The Chief of the Defence Staff in the preparation of naval operations, planning, programming and the motion application of cohesiveness in consolidating future military means
Well before the First World War, the Chief of Staff of the French Navy was at first handthe Military Cabinet Chief of the Minister of the Navy. This mode of functioning was at origin the main utilization designation of the military figure which had effective authority on the French Navy, and referred to the admiral who commanded the armed naval force, often designated as amiralissime, in reference to the title of « généralissime » used in the French Army.
During World War I
The First World War replaced all these functionalities in cause, with major incorporation of various tasks in order to conduct a long term industrialnaval warfare in light of disposing and having the means to confront new menaces, mainly constituted by submarine warfare and mine explosions: in accordance, another sort of twin identical general staff headquarters directorate was created and designated as Directorate General of Submarine Warfare with an action domain often described as redundant, a constituted redundancy which naturally led to the dissolving of the DGGSM, at the end of World War I and the transfer of the various associated attribution prerogatives to the various bureaux of the General Staff of the Navy.

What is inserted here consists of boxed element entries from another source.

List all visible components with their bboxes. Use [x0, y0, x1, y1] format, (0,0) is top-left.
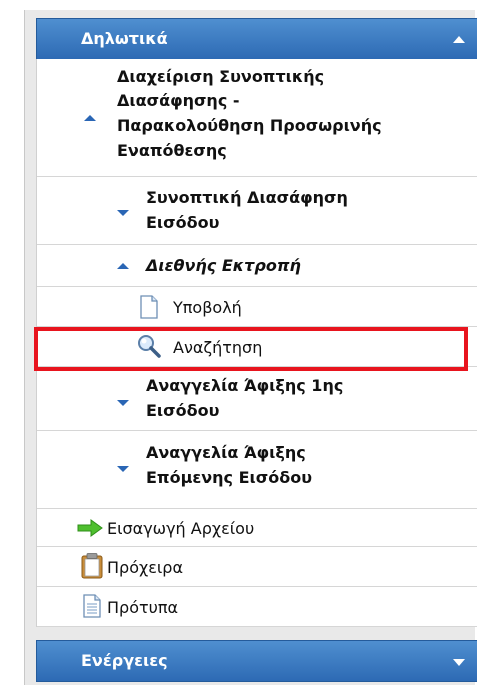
expanded-caret-icon	[84, 115, 96, 121]
menu-item-arrival-notification-first-entry[interactable]: Αναγγελία Άφιξης 1ης Εισόδου	[37, 367, 477, 431]
menu-item-label: Υποβολή	[173, 298, 242, 317]
menu-item-label-line: Αναγγελία Άφιξης	[146, 443, 306, 462]
menu-item-submission[interactable]: Υποβολή	[37, 287, 477, 327]
menu-item-label-line: Επόμενης Εισόδου	[146, 468, 313, 487]
menu-item-label-line: Διασάφησης -	[117, 91, 240, 110]
menu-item-label-line: Παρακολούθηση Προσωρινής	[117, 116, 382, 135]
menu-item-templates[interactable]: Πρότυπα	[37, 587, 477, 627]
section-title: Δηλωτικά	[81, 29, 168, 48]
menu-item-label-line: Αναγγελία Άφιξης 1ης	[146, 376, 344, 395]
collapse-caret-icon[interactable]	[453, 36, 465, 43]
menu-item-label-line: Διαχείριση Συνοπτικής	[117, 67, 325, 86]
expanded-caret-icon	[117, 263, 129, 269]
menu-item-file-import[interactable]: Εισαγωγή Αρχείου	[37, 509, 477, 547]
menu-item-label: Εισαγωγή Αρχείου	[107, 519, 255, 538]
menu-item-label-line: Εισόδου	[146, 401, 220, 420]
menu-item-label: Πρόχειρα	[107, 558, 183, 577]
menu-item-label-line: Εισόδου	[146, 213, 220, 232]
green-arrow-icon	[77, 519, 103, 537]
collapsed-caret-icon	[117, 466, 129, 472]
magnifier-icon	[138, 335, 161, 358]
menu-item-label-line: Συνοπτική Διασάφηση	[146, 188, 348, 207]
collapsed-caret-icon	[117, 400, 129, 406]
collapsed-caret-icon	[117, 210, 129, 216]
section-header-energeies[interactable]: Ενέργειες	[36, 640, 477, 682]
document-lines-icon	[83, 594, 101, 618]
menu-item-summary-declaration-management[interactable]: Διαχείριση Συνοπτικής Διασάφησης - Παρακ…	[37, 59, 477, 177]
expand-caret-icon[interactable]	[453, 659, 465, 666]
menu-item-search[interactable]: Αναζήτηση	[37, 327, 477, 367]
menu-item-label: Αναζήτηση	[173, 338, 263, 357]
menu-item-international-diversion[interactable]: Διεθνής Εκτροπή	[37, 245, 477, 287]
menu-list: Διαχείριση Συνοπτικής Διασάφησης - Παρακ…	[36, 59, 477, 627]
menu-item-label: Πρότυπα	[107, 598, 179, 617]
menu-item-entry-summary-declaration[interactable]: Συνοπτική Διασάφηση Εισόδου	[37, 177, 477, 245]
clipboard-icon	[81, 553, 103, 579]
menu-item-arrival-notification-next-entry[interactable]: Αναγγελία Άφιξης Επόμενης Εισόδου	[37, 431, 477, 509]
menu-item-drafts[interactable]: Πρόχειρα	[37, 547, 477, 587]
menu-item-label-line: Εναπόθεσης	[117, 141, 227, 160]
menu-item-label: Διεθνής Εκτροπή	[146, 256, 301, 275]
document-icon	[140, 295, 158, 319]
section-header-dilotika[interactable]: Δηλωτικά	[36, 18, 477, 60]
section-title: Ενέργειες	[81, 651, 168, 670]
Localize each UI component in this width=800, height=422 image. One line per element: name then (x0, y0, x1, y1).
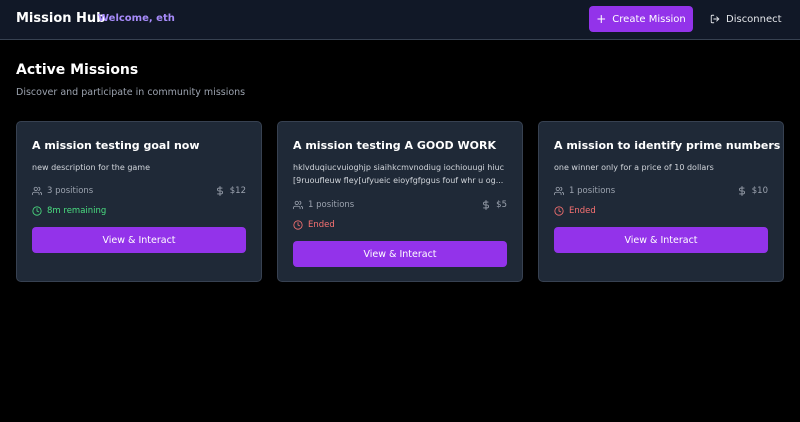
clock-icon (293, 220, 303, 230)
clock-icon (554, 206, 564, 216)
mission-description: new description for the game (32, 163, 151, 172)
page-subtitle: Discover and participate in community mi… (16, 87, 246, 98)
create-mission-button[interactable]: + Create Mission (589, 6, 693, 32)
mission-meta: 1 positions $5 (293, 199, 507, 211)
mission-card: A mission to identify prime numbers one … (538, 121, 784, 282)
top-bar: Mission Hub Welcome, eth + Create Missio… (0, 0, 800, 40)
mission-status: Ended (554, 205, 596, 217)
mission-card: A mission testing goal now new descripti… (16, 121, 262, 282)
view-interact-button[interactable]: View & Interact (32, 227, 246, 253)
dollar-icon (737, 186, 747, 196)
welcome-text: Welcome, eth (98, 13, 175, 24)
mission-description: one winner only for a price of 10 dollar… (554, 163, 714, 172)
mission-status: 8m remaining (32, 205, 106, 217)
clock-icon (32, 206, 42, 216)
status-text: Ended (569, 206, 596, 216)
plus-icon: + (596, 12, 607, 26)
view-interact-button[interactable]: View & Interact (293, 241, 507, 267)
users-icon (32, 186, 42, 196)
users-icon (293, 200, 303, 210)
dollar-icon (481, 200, 491, 210)
disconnect-button[interactable]: Disconnect (710, 6, 782, 32)
positions-count: 1 positions (308, 200, 355, 210)
page-title: Active Missions (16, 62, 139, 78)
app-title: Mission Hub (16, 11, 106, 26)
mission-title: A mission testing goal now (32, 139, 200, 152)
mission-status: Ended (293, 219, 335, 231)
mission-price: $5 (496, 200, 507, 210)
view-interact-button[interactable]: View & Interact (554, 227, 768, 253)
mission-description: hklvduqiucvuioghjp siaihkcmvnodiug iochi… (293, 163, 505, 185)
disconnect-label: Disconnect (726, 13, 782, 25)
mission-price: $12 (229, 186, 246, 196)
dollar-icon (215, 186, 225, 196)
mission-meta: 1 positions $10 (554, 185, 768, 197)
create-mission-label: Create Mission (612, 13, 686, 25)
users-icon (554, 186, 564, 196)
mission-price: $10 (751, 186, 768, 196)
positions-count: 1 positions (569, 186, 616, 196)
status-text: 8m remaining (47, 206, 107, 216)
mission-title: A mission to identify prime numbers (554, 139, 781, 152)
logout-icon (710, 14, 720, 24)
mission-title: A mission testing A GOOD WORK (293, 139, 497, 152)
mission-meta: 3 positions $12 (32, 185, 246, 197)
positions-count: 3 positions (47, 186, 94, 196)
mission-card: A mission testing A GOOD WORK hklvduqiuc… (277, 121, 523, 282)
status-text: Ended (308, 220, 335, 230)
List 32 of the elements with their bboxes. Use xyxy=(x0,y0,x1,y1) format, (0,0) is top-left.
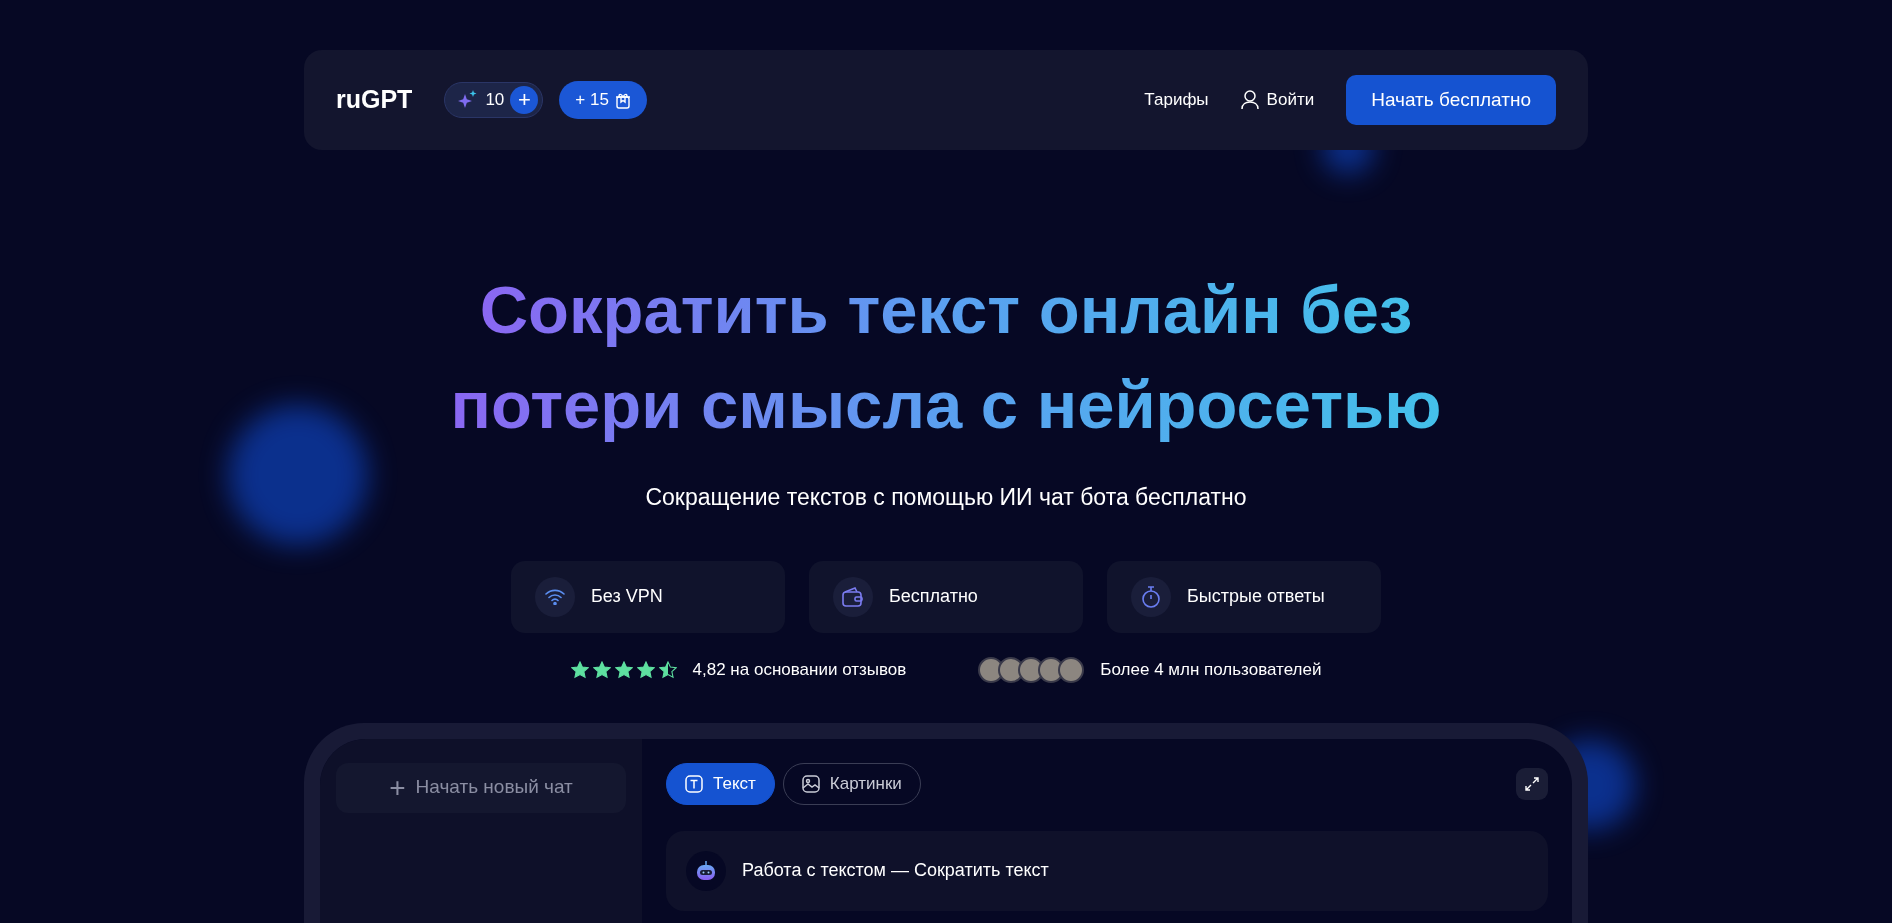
stopwatch-icon xyxy=(1141,585,1161,608)
gift-icon xyxy=(614,91,631,109)
expand-icon xyxy=(1525,776,1539,791)
feature-label: Бесплатно xyxy=(889,585,978,608)
user-icon xyxy=(1240,90,1259,110)
hero-subtitle: Сокращение текстов с помощью ИИ чат бота бесплатно xyxy=(645,484,1247,510)
wifi-icon xyxy=(545,588,565,605)
expand-button[interactable] xyxy=(1516,767,1548,800)
feature-label: Быстрые ответы xyxy=(1187,585,1325,608)
bonus-button[interactable]: + 15 xyxy=(559,81,647,119)
star-icon xyxy=(658,660,677,679)
feature-label: Без VPN xyxy=(591,585,663,608)
logo: ruGPT xyxy=(336,84,413,116)
users-text: Более 4 млн пользователей xyxy=(1100,658,1322,681)
login-link[interactable]: Войти xyxy=(1240,87,1315,113)
mode-tab[interactable]: Текст xyxy=(666,762,775,805)
rating-text: 4,82 на основании отзывов xyxy=(692,658,907,681)
image-icon xyxy=(801,774,820,793)
message-text: Работа с текстом — Сократить текст xyxy=(742,859,1049,882)
star-icon xyxy=(636,660,655,679)
start-free-button[interactable]: Начать бесплатно xyxy=(1346,75,1556,125)
credit-count: 10 xyxy=(485,89,505,112)
add-credits-button[interactable]: + xyxy=(510,86,539,114)
robot-icon xyxy=(695,859,717,882)
wallet-icon xyxy=(842,586,864,607)
star-icon xyxy=(614,660,633,679)
nav-link[interactable]: Тарифы xyxy=(1144,87,1209,113)
star-icon xyxy=(592,660,611,679)
star-icon xyxy=(570,660,589,679)
text-icon xyxy=(685,774,703,793)
avatar xyxy=(1058,656,1085,683)
new-chat-button[interactable]: + Начать новый чат xyxy=(336,762,626,813)
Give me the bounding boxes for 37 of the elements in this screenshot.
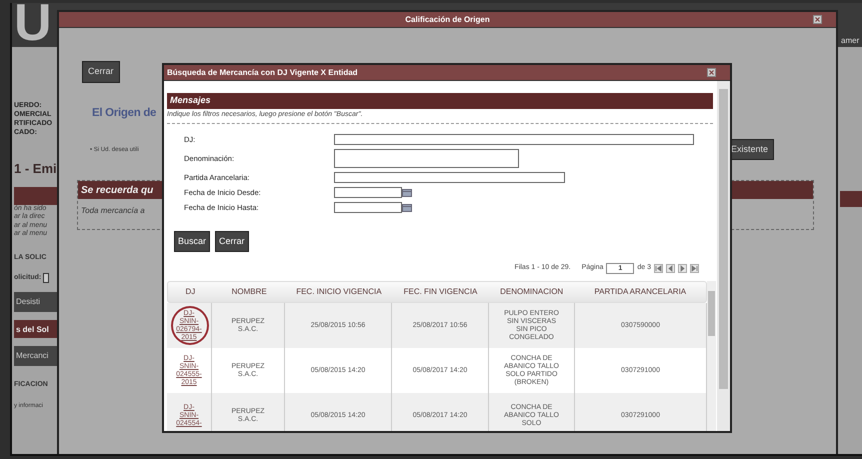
column-header: FEC. FIN VIGENCIA <box>402 286 478 298</box>
header-text: amer <box>841 36 860 46</box>
notice-text: Toda mercancía a <box>81 206 145 216</box>
search-button[interactable]: Buscar <box>174 230 210 252</box>
input-field[interactable] <box>334 134 694 145</box>
messages-title: Mensajes <box>167 93 713 109</box>
section-bar <box>14 186 58 204</box>
logo-text: U <box>14 3 52 49</box>
date-field[interactable] <box>334 187 402 198</box>
dialog-title: Calificación de Origen <box>405 14 490 26</box>
column-header: DJ <box>184 286 196 298</box>
column-header: DENOMINACION <box>499 286 564 298</box>
page-button[interactable]: Mercanci <box>14 346 58 366</box>
text-area[interactable] <box>334 148 519 168</box>
section-heading: El Origen de <box>92 106 156 118</box>
previous-page-icon[interactable] <box>666 264 675 273</box>
next-page-icon[interactable] <box>678 264 687 273</box>
column-header: FEC. INICIO VIGENCIA <box>295 286 383 298</box>
first-page-icon[interactable] <box>654 264 663 273</box>
close-icon[interactable] <box>813 15 822 24</box>
section-bar <box>840 191 862 207</box>
input-field[interactable] <box>43 273 50 284</box>
close-button[interactable]: Cerrar <box>215 230 249 252</box>
close-icon[interactable] <box>707 68 716 77</box>
notice-title: Se recuerda qu <box>81 185 154 196</box>
input-field[interactable] <box>334 172 565 183</box>
close-button[interactable]: Cerrar <box>82 61 120 82</box>
section-bar: s del Sol <box>14 320 58 338</box>
last-page-icon[interactable] <box>690 264 699 273</box>
dialog-title: Búsqueda de Mercancía con DJ Vigente X Entidad <box>167 66 358 78</box>
calendar-icon[interactable] <box>402 188 412 197</box>
page-title: 1 - Emi <box>14 160 58 178</box>
page-button[interactable]: Desisti <box>14 292 58 312</box>
column-header: PARTIDA ARANCELARIA <box>593 286 688 298</box>
calendar-icon[interactable] <box>402 204 412 212</box>
date-field[interactable] <box>334 202 402 214</box>
column-header: NOMBRE <box>230 286 268 298</box>
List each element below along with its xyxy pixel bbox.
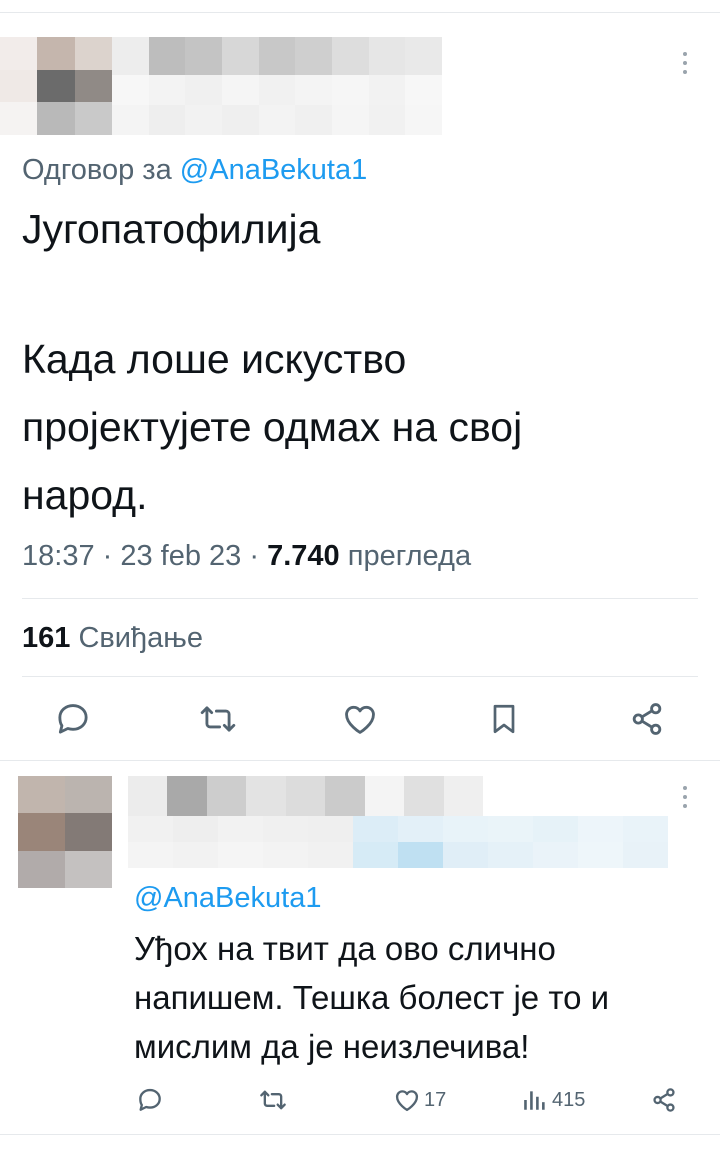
reply-reply-button[interactable] (136, 1086, 164, 1114)
reply-mention[interactable]: @AnaBekuta1 (134, 878, 321, 918)
reply-more-options-icon[interactable] (682, 786, 688, 808)
share-button[interactable] (628, 700, 666, 738)
author-handle[interactable] (112, 75, 442, 135)
reply-share-button[interactable] (650, 1086, 678, 1114)
reply-icon (58, 704, 88, 734)
top-divider (0, 12, 720, 13)
author-name[interactable] (112, 37, 442, 75)
reply-icon (139, 1088, 161, 1111)
tweet-time[interactable]: 18:37 (22, 540, 95, 572)
share-icon (653, 1088, 675, 1112)
like-icon (345, 705, 375, 734)
views-icon (524, 1091, 545, 1110)
like-icon (395, 1090, 419, 1112)
bookmark-button[interactable] (486, 700, 522, 738)
share-icon (632, 703, 662, 735)
reply-likes-count: 17 (424, 1089, 447, 1111)
views-label: прегледа (347, 540, 472, 572)
likes-summary[interactable]: 161 Свиђање (22, 618, 203, 658)
tweet-text-line-4: народ. (22, 472, 148, 518)
reply-button[interactable] (54, 700, 92, 738)
bottom-divider (0, 1134, 720, 1135)
tweet-meta: 18:37 · 23 feb 23 · 7.740 прегледа (22, 536, 471, 576)
reply-text-line-1: Уђох на твит да ово слично (134, 930, 556, 967)
retweet-button[interactable] (198, 700, 238, 738)
reply-text-line-3: мислим да је неизлечива! (134, 1028, 530, 1065)
tweet-divider (0, 760, 720, 761)
retweet-icon (200, 706, 236, 732)
like-button[interactable] (340, 700, 380, 738)
tweet-date[interactable]: 23 feb 23 (120, 540, 241, 572)
reply-to-line: Одговор за @AnaBekuta1 (22, 150, 367, 190)
likes-divider (22, 676, 698, 677)
likes-count: 161 (22, 622, 71, 654)
retweet-icon (260, 1090, 286, 1110)
tweet-text-line-3: пројектујете одмах на свој (22, 404, 523, 450)
tweet-text-line-2: Када лоше искуство (22, 336, 407, 382)
bookmark-icon (493, 704, 515, 734)
reply-like-button[interactable]: 17 (392, 1086, 446, 1114)
views-count: 7.740 (267, 540, 340, 572)
reply-text-line-2: напишем. Тешка болест је то и (134, 979, 610, 1016)
meta-separator: · (102, 540, 121, 572)
reply-handle-link[interactable]: @AnaBekuta1 (180, 154, 367, 186)
meta-divider (22, 598, 698, 599)
likes-label: Свиђање (78, 622, 203, 654)
meta-separator: · (249, 540, 268, 572)
reply-author-name[interactable] (128, 776, 483, 816)
reply-prefix: Одговор за (22, 154, 172, 186)
tweet-text-line-1: Југопатофилија (22, 206, 321, 252)
reply-views-button[interactable]: 415 (522, 1086, 585, 1114)
avatar[interactable] (0, 37, 112, 135)
reply-views-count: 415 (552, 1089, 586, 1111)
reply-retweet-button[interactable] (258, 1086, 288, 1114)
more-options-icon[interactable] (682, 52, 688, 74)
reply-author-handle[interactable] (128, 816, 668, 868)
reply-avatar[interactable] (18, 776, 112, 888)
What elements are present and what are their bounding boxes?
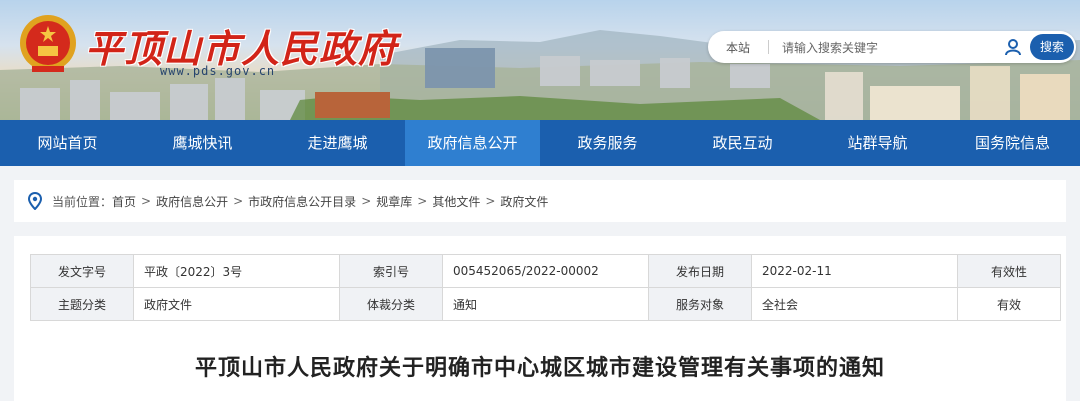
- topic-value: 政府文件: [133, 287, 340, 321]
- doc-no-value: 平政〔2022〕3号: [133, 254, 340, 288]
- breadcrumb-gov-docs[interactable]: 政府文件: [500, 193, 548, 210]
- search-divider: [768, 40, 769, 54]
- table-row: 主题分类 政府文件 体裁分类 通知 服务对象 全社会 有效: [30, 287, 1061, 321]
- doc-no-label: 发文字号: [30, 254, 134, 288]
- breadcrumb-other-docs[interactable]: 其他文件: [432, 193, 480, 210]
- breadcrumb-info-catalog[interactable]: 市政府信息公开目录: [248, 193, 356, 210]
- breadcrumb-separator: >: [361, 194, 372, 208]
- date-value: 2022-02-11: [751, 254, 958, 288]
- validity-label: 有效性: [957, 254, 1061, 288]
- main-nav: 网站首页 鹰城快讯 走进鹰城 政府信息公开 政务服务 政民互动 站群导航 国务院…: [0, 120, 1080, 166]
- national-emblem-icon: [20, 15, 76, 72]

In order to dispose of an effective permanent system allowing the uniform façade transition shiftings between times of peace - preparation periods - and times of war - action periods -, the Chief of Staff became, in the early years of 1920s, the designated Commandant of the French Naval Forces in case of war, and the various work functionalities of the General Staff would be in such circumstances at the disposition of the Major General of the French Navy, a Vice-Admiral and his first deputy in times of peace.
After World War II, the progressive disappearing of the Ministry of the Navy led to confine a part of the prerogatives of the Naval Minister to the Chief of Staff, a part of the prerogatives which were in a progressive manner adopted at the Joint level by the Defence Staff and its Chief. This Chief accordingly inherited the direction responsibility of naval and maritime operations from the Chief of Staff of the Navy in 1971, while the French Army and French Air Force had their combat authority direction responsibility of operations transferred to the Chief of the Defence Staff ten years earlier in 1961. In the early 2000s, a large part of these organic prerogatives - forces preparations - were transferred to Chief of the Defence Staff, however the Chief of Staff of the Navy remains the principal counselor and adviser in relation to the preparation of use of the French Navy.